Personal information
- Full name: Moses Tochukwu Odo
- Date of birth: 11 December 1997 (age 28)
- Place of birth: Enugu, Nigeria
- Height: 1.83 m (6 ft 0 in)
- Position: Forward

Team information
- Current team: Bangladesh Police FC
- Number: 94

Senior career*
- Years: Team / Apps / (Gls)
- 2015: Kaduna United / 8 / (5)
- 2015: Enugu Rangers / 25 / (8)
- 2015–2016: Abia Warriors / 11 / (6)
- 2016: Binatli Yilmaz / 23 / (6)
- 2016–2017: Yenicami Ağdelen / 21 / (5)
- 2017–2018: Real Saphire / 14 / (6)
- 2018–2019: Haras El Hodoud / 30 / (8)
- 2019–2020: Misr Lel Makkasa / 15 / (3)
- 2020: Ghazl El Mahalla / 4 / (0)
- 2021: Al-Mokawloon Al-Arab / 8 / (0)
- 2021–2022: Al-Quwa Al-Jawiya / 6 / (3)
- 2022: Amanat Baghdad / 5 / (1)
- 2022–2023: Al-Merrikh / 14 / (6)
- 2023: Jinan Xingzhou
- 2023–2024: Saint George
- 2024: Thep Xanh Nam Dinh

= Moses Odo =

Nigerian footballer (born 1997)

Moses Tochukwu Odo (born 11 December 1997) is a Nigerian professional footballer who plays as a forward.

== Career ==
Odo's career in football began during his teenage years from when he played for different football clubs including Kaduna United F.C.; Enugu Rangers and Abia Warriors in the Nigerian Professional Football League.

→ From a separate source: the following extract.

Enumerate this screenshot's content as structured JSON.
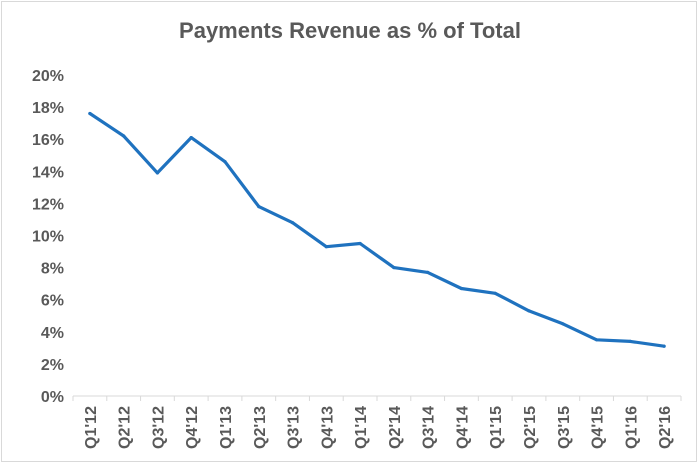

In 2016, Moses Odo ventured outside of Nigeria when he was transferred to Binatli Yilmaz SK in the KTFF Super lig before being temporarily loaned out to Yenicami Agdelen. The following year, he went back to Nigeria and signed with the Nigerian League team, Real Sapphire where he played before joining Haras ElHodoud in Egypt.

At Haras ElHodoud, he scored 10 goals in 32 appearances, then transferred to Misr Lel Makkasa SC and subsequently to Ghazl El Mahalla SC.

At El Mahalla, Moses Odo's contract was terminated after playing in four games without scoring a goal. The club cited disciplinary issues and financial infractions as the reason for ending the player's contract which was originally scheduled to last for two years,

Al Mokawloon Al Arab SC (Arab Contractors) then signed the Odo on a free transfer with the intention of filling the void left by Seifeddine Jaziri, who had then joined Zamalek. In August 2022, he signed officially for Al-Merrikh SC, of Sudan who competed in the 2022/2023 CAF Champions league.

On 24 September 2024, Odo signed for Vietnamese club Thep Xanh Nam Dinh, being registered in the squad for the 2024–25 AFC Champions League Two. In November 2024, the club announced Odo's departure. He only made 3 appearances for the club at the AFC Champions League Two and didn't score any goal.